Preclinical animal studies are mandatory before new treatments can be tested in clinical trials. However, their use in developing new therapies for sepsis has been controversial because of limitations of the models and inconsistencies with the clinical conditions. In consideration of the revised definition for clinical sepsis and septic shock (Sepsis-3), a Wiggers-Bernard Conference was held in Vienna in May 2017 to propose standardized guidelines on preclinical sepsis modeling. The participants conducted a literature review of 260 most highly cited scientific articles on sepsis models published between 2003 and 2012. The review showed, for example, that mice were used in 79% and euthanasia criteria were defined in 9% of the studies. PartⅠof this report details the recommendations for study design and humane modeling endpoints that should be addressed in sepsis models. The first recommendation is that survival follow-up should reflect the clinical time course of the infectious agent used in the sepsis model. Furthermore, it is recommended that therapeutic interventions should be initiated after the septic insult replicating clinical care. To define an unbiased and reproducible association between a new treatment and outcome, a randomization and blinding of treatments as well as inclusion of all methodological details in scientific publications is essential. In all preclinical sepsis studies, the high standards of animal welfare must be implemented.

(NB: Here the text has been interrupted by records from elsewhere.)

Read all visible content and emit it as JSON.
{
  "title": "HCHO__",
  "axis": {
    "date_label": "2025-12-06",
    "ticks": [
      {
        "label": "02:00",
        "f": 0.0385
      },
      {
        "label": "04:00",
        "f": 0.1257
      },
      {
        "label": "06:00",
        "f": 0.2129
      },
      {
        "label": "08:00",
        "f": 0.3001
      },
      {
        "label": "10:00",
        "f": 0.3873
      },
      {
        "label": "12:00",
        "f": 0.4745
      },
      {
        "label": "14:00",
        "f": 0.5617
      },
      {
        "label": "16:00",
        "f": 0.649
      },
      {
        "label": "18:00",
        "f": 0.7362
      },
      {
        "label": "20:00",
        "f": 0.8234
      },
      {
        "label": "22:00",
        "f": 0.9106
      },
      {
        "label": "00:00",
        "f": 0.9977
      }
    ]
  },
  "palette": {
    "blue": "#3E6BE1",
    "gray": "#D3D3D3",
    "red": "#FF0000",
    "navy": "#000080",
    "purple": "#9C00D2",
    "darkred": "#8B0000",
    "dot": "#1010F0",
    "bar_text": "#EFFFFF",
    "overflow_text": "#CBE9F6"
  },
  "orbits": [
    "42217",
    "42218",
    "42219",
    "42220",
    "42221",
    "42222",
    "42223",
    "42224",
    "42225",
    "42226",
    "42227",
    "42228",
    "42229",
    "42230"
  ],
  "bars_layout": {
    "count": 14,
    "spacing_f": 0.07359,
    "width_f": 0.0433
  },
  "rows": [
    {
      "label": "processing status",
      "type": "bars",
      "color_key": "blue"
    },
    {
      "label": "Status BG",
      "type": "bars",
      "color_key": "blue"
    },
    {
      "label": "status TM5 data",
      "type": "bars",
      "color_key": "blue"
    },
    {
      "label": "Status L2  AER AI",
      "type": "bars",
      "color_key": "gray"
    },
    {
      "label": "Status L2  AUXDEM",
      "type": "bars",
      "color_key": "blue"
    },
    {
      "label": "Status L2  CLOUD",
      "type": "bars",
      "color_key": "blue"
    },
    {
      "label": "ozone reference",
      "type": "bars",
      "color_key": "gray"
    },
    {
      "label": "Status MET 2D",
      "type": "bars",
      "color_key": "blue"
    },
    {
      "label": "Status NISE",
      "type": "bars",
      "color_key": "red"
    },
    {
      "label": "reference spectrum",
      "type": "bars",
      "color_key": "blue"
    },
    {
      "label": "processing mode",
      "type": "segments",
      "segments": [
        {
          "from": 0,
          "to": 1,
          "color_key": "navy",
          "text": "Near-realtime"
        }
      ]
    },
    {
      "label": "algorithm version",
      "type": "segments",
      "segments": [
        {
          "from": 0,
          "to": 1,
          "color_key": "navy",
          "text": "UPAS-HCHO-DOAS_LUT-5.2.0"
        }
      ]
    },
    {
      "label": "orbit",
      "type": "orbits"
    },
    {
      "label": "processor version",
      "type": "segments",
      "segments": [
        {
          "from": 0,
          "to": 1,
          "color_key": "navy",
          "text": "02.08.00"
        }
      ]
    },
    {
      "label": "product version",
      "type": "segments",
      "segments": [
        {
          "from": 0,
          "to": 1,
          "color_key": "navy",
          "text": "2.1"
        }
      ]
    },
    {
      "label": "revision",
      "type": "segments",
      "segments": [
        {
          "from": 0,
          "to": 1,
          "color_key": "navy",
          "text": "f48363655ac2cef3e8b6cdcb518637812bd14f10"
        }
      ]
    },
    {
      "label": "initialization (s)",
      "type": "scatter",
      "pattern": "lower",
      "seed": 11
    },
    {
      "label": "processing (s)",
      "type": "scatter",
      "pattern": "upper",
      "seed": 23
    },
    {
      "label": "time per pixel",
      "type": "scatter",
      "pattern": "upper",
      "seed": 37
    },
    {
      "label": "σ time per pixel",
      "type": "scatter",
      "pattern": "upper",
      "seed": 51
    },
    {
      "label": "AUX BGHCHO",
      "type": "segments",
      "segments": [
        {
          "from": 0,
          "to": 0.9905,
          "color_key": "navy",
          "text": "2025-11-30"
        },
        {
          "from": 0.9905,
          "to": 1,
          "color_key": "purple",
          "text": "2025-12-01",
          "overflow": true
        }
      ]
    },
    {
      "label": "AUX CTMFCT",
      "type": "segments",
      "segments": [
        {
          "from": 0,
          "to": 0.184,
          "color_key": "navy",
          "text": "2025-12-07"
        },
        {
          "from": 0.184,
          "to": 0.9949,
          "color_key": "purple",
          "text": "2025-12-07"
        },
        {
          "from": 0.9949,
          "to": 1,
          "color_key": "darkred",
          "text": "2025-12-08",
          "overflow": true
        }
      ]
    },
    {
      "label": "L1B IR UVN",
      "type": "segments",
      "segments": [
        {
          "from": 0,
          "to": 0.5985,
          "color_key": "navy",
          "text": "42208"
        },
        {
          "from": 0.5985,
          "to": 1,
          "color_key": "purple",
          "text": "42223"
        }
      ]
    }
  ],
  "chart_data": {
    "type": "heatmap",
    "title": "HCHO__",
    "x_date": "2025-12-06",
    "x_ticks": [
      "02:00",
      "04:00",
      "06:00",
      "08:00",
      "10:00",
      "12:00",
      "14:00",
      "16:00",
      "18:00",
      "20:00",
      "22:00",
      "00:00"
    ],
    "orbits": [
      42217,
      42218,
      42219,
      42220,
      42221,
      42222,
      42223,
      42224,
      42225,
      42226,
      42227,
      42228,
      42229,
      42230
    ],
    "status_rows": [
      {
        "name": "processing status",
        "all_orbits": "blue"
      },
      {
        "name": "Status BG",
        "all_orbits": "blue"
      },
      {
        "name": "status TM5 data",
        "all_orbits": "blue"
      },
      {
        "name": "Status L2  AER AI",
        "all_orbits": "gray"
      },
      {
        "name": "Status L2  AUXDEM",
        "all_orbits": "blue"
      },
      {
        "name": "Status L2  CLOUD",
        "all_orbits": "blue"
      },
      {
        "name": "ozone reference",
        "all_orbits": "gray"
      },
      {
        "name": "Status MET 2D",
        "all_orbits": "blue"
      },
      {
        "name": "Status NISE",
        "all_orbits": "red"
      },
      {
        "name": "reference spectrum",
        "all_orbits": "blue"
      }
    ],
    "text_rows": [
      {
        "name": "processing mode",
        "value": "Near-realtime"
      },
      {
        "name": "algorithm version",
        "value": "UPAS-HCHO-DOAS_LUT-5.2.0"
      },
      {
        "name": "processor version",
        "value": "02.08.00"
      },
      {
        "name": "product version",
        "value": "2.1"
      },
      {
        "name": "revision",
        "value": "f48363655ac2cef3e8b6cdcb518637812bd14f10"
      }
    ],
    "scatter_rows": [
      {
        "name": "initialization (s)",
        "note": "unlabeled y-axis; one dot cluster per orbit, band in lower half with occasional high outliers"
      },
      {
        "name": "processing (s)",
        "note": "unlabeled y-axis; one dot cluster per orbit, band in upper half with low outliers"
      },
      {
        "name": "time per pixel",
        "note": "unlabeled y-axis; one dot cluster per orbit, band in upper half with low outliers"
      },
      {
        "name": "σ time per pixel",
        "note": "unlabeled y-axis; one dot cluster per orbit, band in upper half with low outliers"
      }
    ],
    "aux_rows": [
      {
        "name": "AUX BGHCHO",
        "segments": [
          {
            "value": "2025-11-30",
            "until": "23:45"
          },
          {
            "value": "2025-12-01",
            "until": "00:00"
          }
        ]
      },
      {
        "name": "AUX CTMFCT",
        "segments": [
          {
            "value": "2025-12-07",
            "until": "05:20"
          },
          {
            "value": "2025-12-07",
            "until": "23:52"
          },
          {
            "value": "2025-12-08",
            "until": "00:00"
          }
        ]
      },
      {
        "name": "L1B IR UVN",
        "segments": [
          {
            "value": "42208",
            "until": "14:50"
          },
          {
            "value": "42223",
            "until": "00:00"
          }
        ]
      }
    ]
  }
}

Therefore, development and validation of specific criteria for monitoring pain and distress, and euthanasia of septic animals, as well as the use of analgesics are recommended. A set of four considerations is also proposed to enhance translation potential of sepsis models. Relevant biological variables and comorbidities should be included in the study design and sepsis modeling should be extended to mammalian species other than rodents. In addition, the need for source control (in case of a defined infection focus) should be considered. These recommendations and considerations are proposed as "best practices" for animal models of sepsis that should be implemented.